Ankara'ya Nakil ve Anıtkabir
Atatürk'ün naaşı, 20 Kasım 1938 Pazar günü, Kocatepe Camii'nde kılınan cenaze namazının ardından özel bir trenle Ankara'ya nakledildi. Ankara Garı'nda da görkemli bir karşılama töreni düzenlendi. Naaş, 21 Kasım 1938 Pazartesi günü ise TBMM önünde yapılan törenin ardından Etnografya Müzesi'ne defnedildi. Burada geçirdiği 15 yılın ardından, 10 Kasım 1953 tarihinde, ölümünün
- yıldönümünde, büyük bir törenle Anıtkabir'e nakledildi.
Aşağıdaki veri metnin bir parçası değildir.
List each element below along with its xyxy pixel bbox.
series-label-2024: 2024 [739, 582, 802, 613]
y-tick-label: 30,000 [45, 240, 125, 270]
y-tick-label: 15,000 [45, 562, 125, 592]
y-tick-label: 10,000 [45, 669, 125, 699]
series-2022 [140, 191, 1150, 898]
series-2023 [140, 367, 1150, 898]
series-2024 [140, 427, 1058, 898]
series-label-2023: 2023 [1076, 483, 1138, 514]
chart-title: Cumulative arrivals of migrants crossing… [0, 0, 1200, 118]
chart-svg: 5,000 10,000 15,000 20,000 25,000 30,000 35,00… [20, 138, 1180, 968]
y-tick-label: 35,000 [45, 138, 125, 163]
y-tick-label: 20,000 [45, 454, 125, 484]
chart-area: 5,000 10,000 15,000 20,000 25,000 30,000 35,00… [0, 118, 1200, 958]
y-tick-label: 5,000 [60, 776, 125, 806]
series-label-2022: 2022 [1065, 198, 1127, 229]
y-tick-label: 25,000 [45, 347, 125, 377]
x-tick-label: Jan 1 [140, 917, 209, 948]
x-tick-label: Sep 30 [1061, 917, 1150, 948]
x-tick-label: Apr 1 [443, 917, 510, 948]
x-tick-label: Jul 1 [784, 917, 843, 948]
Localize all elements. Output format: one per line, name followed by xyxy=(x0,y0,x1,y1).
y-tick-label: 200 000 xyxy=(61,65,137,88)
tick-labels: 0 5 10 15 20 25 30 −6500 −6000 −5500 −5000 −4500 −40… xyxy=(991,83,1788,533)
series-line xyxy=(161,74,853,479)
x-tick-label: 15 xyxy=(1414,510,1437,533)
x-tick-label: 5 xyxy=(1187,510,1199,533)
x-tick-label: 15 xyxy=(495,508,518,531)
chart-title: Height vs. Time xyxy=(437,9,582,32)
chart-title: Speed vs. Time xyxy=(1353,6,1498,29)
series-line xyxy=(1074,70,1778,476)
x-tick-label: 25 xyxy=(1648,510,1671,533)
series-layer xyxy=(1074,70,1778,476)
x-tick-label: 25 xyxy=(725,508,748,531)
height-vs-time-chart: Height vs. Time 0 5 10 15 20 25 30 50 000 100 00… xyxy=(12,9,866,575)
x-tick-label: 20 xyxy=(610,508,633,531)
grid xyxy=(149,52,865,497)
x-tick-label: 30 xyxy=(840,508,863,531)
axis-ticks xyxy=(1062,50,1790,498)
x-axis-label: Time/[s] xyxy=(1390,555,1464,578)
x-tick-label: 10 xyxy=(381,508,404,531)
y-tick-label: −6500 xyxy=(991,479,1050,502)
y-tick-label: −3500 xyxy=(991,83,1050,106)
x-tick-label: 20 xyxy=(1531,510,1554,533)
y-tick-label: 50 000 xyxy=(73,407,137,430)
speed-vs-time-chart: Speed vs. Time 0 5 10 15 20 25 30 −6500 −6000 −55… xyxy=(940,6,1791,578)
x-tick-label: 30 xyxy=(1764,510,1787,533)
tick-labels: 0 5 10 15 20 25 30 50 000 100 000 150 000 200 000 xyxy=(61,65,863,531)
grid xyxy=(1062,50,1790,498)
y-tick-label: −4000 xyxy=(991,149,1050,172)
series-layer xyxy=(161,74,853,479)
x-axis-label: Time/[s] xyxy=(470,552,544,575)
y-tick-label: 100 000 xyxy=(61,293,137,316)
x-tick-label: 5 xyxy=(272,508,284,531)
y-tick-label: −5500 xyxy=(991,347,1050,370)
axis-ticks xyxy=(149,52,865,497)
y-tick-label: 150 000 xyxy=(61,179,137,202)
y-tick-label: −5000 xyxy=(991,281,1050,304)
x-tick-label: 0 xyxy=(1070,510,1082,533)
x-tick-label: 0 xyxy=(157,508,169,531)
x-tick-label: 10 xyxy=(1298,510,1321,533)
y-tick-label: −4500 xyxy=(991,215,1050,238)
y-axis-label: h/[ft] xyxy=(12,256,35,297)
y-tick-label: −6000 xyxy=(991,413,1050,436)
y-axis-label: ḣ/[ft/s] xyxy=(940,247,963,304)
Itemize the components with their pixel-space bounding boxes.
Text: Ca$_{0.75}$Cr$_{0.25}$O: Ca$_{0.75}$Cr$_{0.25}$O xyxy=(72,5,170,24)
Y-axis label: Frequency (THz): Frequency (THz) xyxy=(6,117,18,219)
Anıtkabir'in inşası ve Atatürk'ün buraya defnedilmesi, onun anısını yaşatmak ve gelecek nesillere aktarmak adına atılmış en önemli adımlardan biridir. Deneyimlerime göre, Anıtkabir'i ziyaret ettiğinizde, sadece bir mozoleyi değil, aynı zamanda bir ulusun bağımsızlık mücadelesinin ve çağdaşlaşma vizyonunun simgesini gördüğünüzü hissedersiniz.
Pratik Öneriler
Atatürk'ün cenaze töreni ve onunla ilgili önemli mekanlar hakkında daha fazla bilgi edinmek isterseniz, öncelikle Anıtkabir Müzesi'ni ziyaret etmenizi öneririm. Burada hem Atatürk'ün hayatına dair somut objeleri görebilir hem de cenaze törenleriyle ilgili sergilere denk gelebilirsiniz. Ayrıca, Dolmabahçe Sarayı Müzesi de o dönemin atmosferini hissetmek açısından oldukça etkileyicidir. Kitaplardan okumak yerine, bu mekanları yerinde görerek bilgilerinizi tazelemek, çok daha kalıcı bir etki bırakacaktır.